Scholar at University College London
Narjes Zivdar is a development practitioner and postgraduate scholar awarded by the UK’s Foreign, Commonwealth and Development Office (FCDO) at Development Planning Unit of the University College London. She holds a master’s degree in landscape architecture and environmental planning and an academic certificate in sustainable development planning focused on urban water governance from Delft University of Technology. Since 2015, Narjes has worked alongside community-based organisations and environmental justice networks, and served as a research, monitoring and evaluation consultant for the international development agencies including FAO of the United Nations, United Nations Human Settlements Programme (UN-Habitat), Danish Refugee Council, Relief International and UNESCO’s World Heritage Initiatives. She has taught in an open university in Tehran and has the experience of field interventions for the most marginalized groups including refugees, the indigenous populations, and local communities across the world and primarily in the water-sensitive regions of her home country, Iran.
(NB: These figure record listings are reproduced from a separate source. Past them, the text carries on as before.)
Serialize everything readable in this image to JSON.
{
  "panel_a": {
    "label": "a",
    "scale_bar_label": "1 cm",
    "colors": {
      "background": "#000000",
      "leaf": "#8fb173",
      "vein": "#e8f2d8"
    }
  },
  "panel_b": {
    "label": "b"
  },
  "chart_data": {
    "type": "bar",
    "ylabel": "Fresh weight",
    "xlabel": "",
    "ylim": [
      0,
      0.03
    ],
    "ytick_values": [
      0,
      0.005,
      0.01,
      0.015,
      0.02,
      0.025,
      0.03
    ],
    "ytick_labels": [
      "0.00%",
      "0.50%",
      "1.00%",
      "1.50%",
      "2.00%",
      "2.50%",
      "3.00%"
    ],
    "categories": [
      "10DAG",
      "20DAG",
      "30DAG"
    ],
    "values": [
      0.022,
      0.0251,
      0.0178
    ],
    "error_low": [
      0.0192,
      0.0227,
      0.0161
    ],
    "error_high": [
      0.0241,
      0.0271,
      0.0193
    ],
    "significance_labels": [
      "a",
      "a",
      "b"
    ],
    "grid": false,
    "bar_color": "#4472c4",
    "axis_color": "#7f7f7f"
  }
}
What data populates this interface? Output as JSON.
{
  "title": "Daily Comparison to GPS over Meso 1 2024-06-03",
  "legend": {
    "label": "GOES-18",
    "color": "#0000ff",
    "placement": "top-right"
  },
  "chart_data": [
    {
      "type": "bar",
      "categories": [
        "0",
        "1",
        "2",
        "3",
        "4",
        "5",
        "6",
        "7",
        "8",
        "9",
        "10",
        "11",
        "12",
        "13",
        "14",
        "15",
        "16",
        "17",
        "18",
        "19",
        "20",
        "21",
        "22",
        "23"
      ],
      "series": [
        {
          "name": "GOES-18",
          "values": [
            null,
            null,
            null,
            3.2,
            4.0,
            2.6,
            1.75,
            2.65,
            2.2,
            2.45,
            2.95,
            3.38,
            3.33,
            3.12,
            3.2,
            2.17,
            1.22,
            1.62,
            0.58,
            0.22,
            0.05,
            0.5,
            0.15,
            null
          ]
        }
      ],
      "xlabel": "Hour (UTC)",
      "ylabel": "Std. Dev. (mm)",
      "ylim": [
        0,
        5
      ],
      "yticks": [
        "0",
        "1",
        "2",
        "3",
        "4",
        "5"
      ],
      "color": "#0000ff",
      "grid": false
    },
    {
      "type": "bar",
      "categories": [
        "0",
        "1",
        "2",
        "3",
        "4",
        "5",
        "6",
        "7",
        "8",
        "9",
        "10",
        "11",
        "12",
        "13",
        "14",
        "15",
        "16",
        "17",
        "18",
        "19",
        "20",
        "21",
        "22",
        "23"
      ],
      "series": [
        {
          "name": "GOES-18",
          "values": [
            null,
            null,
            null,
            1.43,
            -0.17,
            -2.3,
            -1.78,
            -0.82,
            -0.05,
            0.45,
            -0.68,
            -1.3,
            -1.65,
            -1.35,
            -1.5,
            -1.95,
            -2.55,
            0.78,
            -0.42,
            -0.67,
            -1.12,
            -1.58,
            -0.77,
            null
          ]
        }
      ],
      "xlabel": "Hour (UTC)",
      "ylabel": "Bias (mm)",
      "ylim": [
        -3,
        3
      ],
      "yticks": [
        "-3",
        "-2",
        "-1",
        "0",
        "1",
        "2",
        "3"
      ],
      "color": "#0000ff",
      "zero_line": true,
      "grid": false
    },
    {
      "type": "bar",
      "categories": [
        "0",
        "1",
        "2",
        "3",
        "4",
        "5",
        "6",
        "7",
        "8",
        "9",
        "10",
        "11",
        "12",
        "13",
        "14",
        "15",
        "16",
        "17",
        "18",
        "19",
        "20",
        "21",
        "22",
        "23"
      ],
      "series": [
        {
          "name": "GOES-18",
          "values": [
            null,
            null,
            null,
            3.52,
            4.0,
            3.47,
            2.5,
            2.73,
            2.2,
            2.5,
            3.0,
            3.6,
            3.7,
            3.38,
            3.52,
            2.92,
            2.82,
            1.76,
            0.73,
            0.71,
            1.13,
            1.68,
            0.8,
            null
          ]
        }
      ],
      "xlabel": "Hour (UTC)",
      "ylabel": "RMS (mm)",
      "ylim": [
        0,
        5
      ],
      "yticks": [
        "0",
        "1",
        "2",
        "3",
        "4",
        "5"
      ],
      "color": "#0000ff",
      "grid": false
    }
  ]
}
She presented several research papers in the international conferences including the 6th UNESCO UNITWIN conference on culture and development (2019) in KU Leuven, Belgium where she gave a lecture on Community-based Rehabilitation of Indigenous Hydraulic Systems and Agricultural Heritage Landscapes in Iran (Persian Qanats). She also published several peer-reviewed papers and three book chapters on evidence-based, integrative, and participatory development planning with Springer Nature. Her recently published research introduces a GIS-based and multi-layer assessment framework for achieving urban resilience and addressing the increasingly widespread and complex environmental, economic, cultural, and political challenges around water infrastructures and services in the cities with an emphasis on a broader appreciation of socio-economic processes in planning rather than the limited focus on the physical aspects. Attentive to environmental, spatial, and social justice as well as indigenous resistance and autonomy, she increasingly explores decolonial and alternative development pathways by hearing the voice of marginalized and indigenous groups, and by conducting critical ethnography on the vernacular knowledge and communal management of water. Her ongoing research project in this regard which is titled “Transition by Tradition: Rethinking the Governance of Water Infrastructures” has been selected for presentation in the 2nd UNESCO conference on water and global change (2021) at UNESCO HQ in Paris.